Dua Lipa performs at her solo concert in Seoul on Sunday. (Yonhap)
Dua Lipa performs at her solo concert in Seoul on Sunday. (Yonhap)

Clad in a colorful tank top, Lipa opened the stage with a hearty and energetic rendition of “Blow Your Mind (Mwah).” By the time she belted out “Lost in Your Light” and “Be the One,” the show was in full swing. After reeling around the stage for a while, Dua showed her sentimental side with hits like the balladry “Homesick” and “No Goodbye,” toning down her husky voice to go along with the piano melody.

The highlights of the concert -- naturally saved for the encore -- were “IDGAF” and “New Rules,” two of her popular kiss-off anthems that propelled the once pop infant to one of the most influential figures in the industry worldwide today.

A master in entertaining the audience, Lipa cheerfully encouraged her fans to put up their middle fingers during her performance of “IDGAF,” shortened from “I Don’t Give a F---,” while she showcased a brief freestyle dance routine that drew loud screams from the crowd.

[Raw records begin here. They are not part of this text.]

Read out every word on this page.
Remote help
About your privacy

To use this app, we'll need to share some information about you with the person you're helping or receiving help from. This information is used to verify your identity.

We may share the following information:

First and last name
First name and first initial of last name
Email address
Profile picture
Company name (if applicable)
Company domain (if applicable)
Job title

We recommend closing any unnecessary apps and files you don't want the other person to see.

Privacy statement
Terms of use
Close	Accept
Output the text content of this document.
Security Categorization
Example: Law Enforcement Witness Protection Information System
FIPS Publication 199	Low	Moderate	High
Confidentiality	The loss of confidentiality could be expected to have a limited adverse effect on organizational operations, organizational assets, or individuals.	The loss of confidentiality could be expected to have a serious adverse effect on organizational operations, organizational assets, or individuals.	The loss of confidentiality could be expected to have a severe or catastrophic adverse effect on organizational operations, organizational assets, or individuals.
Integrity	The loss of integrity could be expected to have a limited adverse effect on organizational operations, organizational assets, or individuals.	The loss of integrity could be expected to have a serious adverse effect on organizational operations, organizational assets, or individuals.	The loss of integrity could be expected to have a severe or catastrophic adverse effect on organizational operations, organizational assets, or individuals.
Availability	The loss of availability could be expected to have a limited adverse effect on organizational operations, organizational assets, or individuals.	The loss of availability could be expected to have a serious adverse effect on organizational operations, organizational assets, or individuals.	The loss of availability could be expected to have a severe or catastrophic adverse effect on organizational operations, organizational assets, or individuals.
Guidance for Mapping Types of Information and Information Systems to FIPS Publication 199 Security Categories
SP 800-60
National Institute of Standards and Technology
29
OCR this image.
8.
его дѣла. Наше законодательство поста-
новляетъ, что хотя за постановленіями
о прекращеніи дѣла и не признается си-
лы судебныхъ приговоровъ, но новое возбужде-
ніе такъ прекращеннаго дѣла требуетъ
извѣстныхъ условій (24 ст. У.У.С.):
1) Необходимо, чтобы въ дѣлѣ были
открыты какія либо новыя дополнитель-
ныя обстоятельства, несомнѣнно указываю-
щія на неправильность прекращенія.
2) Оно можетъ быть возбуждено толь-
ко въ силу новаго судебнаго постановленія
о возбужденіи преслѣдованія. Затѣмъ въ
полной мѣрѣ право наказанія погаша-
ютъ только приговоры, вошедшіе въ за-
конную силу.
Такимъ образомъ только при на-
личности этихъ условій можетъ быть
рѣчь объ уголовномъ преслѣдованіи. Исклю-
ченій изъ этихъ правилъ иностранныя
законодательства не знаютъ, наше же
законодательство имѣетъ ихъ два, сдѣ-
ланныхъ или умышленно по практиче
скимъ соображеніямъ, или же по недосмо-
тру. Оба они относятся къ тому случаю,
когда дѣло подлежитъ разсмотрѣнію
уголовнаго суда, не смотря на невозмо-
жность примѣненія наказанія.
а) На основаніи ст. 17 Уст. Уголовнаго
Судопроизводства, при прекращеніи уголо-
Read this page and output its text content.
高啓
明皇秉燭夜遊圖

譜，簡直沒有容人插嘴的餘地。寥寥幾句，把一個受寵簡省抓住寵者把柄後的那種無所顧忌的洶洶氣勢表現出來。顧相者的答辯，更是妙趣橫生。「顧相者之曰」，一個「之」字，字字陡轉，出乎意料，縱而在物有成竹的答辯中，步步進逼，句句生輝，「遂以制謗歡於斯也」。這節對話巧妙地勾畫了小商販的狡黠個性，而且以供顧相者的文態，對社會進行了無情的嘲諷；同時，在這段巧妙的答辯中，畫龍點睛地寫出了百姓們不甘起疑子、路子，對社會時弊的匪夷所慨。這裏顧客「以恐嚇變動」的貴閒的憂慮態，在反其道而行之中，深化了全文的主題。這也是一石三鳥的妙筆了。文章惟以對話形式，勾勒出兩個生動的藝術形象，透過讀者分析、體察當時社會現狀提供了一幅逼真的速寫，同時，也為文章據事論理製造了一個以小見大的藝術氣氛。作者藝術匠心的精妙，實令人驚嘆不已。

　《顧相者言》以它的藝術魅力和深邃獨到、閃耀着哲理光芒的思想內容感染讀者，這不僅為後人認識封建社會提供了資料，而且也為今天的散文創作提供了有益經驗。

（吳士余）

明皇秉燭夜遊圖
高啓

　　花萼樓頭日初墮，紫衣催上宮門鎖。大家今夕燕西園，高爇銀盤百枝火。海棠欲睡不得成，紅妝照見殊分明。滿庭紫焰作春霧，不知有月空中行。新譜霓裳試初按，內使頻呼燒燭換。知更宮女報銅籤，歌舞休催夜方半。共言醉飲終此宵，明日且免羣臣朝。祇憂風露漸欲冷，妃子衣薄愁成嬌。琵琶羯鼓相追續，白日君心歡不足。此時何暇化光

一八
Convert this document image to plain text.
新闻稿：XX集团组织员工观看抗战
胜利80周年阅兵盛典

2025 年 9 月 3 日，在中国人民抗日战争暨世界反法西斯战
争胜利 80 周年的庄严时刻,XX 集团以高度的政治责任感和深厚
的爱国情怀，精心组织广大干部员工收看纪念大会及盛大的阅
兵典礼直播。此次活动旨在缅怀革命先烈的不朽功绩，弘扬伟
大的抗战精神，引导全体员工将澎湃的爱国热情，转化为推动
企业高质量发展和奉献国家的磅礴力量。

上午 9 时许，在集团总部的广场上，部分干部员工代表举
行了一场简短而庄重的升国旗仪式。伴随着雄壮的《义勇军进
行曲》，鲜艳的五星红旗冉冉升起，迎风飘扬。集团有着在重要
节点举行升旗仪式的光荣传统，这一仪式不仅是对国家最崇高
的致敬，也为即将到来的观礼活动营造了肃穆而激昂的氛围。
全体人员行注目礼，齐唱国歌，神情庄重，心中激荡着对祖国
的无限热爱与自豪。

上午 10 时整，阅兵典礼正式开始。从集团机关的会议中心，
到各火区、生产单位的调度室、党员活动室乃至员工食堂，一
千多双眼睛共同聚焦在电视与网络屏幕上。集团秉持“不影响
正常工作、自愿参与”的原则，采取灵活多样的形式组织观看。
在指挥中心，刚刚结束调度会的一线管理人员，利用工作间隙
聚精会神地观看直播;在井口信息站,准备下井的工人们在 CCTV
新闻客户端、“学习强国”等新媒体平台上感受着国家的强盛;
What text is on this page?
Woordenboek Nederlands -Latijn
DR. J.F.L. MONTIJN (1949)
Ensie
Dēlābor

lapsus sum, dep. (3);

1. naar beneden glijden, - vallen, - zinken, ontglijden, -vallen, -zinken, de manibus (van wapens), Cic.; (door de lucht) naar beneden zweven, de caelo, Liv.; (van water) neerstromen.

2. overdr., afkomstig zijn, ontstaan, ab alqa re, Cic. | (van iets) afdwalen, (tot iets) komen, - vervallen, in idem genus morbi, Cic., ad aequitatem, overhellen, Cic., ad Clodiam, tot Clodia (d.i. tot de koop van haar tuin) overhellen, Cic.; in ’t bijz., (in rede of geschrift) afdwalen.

About 80 percent of those who filled the Yes24 Live Hall in eastern Seoul on Sunday were women, and the crowd responded to the singer’s emphasis on female empowerment.

In “IDGAF,” she reminds her ex that she is most certainly not thinking about him, clarifying the point in the chorus: “‘Cause if you think I care about you now, well boy I don’t give a f---.” Another self-love anthem “New Rules” hit over 1 billion plays on YouTube, making her the youngest female artist to ever cross the mark.

And Lipa, who had carried white roses on the Brit Awards red carpet to show her support for the victims of sexual harassment and abuse, stressed the importance of the bond among women all around the world.

“I’m always here to champion women and I think women should look after women, I guess that’s a big part of who I am. ... This global movement like Times Up, it’s very important not only in the entertainment world,” said Lipa during an interview with The Korea Herald before the concert.

“I thought it was important to put this white rose in front of so many women all over the world, for them to be able to realize that we’re standing in solidarity with them. We’re here to support, look after them, show them it’s OK to speak up, because there is (a) crazy domino effect when you speak up about certain issues. Things certainly happen as a lot of other people get up and speak out as well.”

Lipa’s musical journey began when she was 14, making cover songs on YouTube in 2009. She signed a contract with Warner Music Group in 2015. 

Last year, she became the most streamed female artist in the UK with her signature sultry pop approach -- which she defines as “dark pop.” With her self-titled debut album that includes “New Rules” and “IDGAF,” Lipa won awards for British Breakthrough Act and British female solo artist at the Brit Awards in January.

“Not enough British female artists have broken through on the global scale, I think, while there’s a heavy influx of US artists. I would like to see more British artists on the global scale,” she added.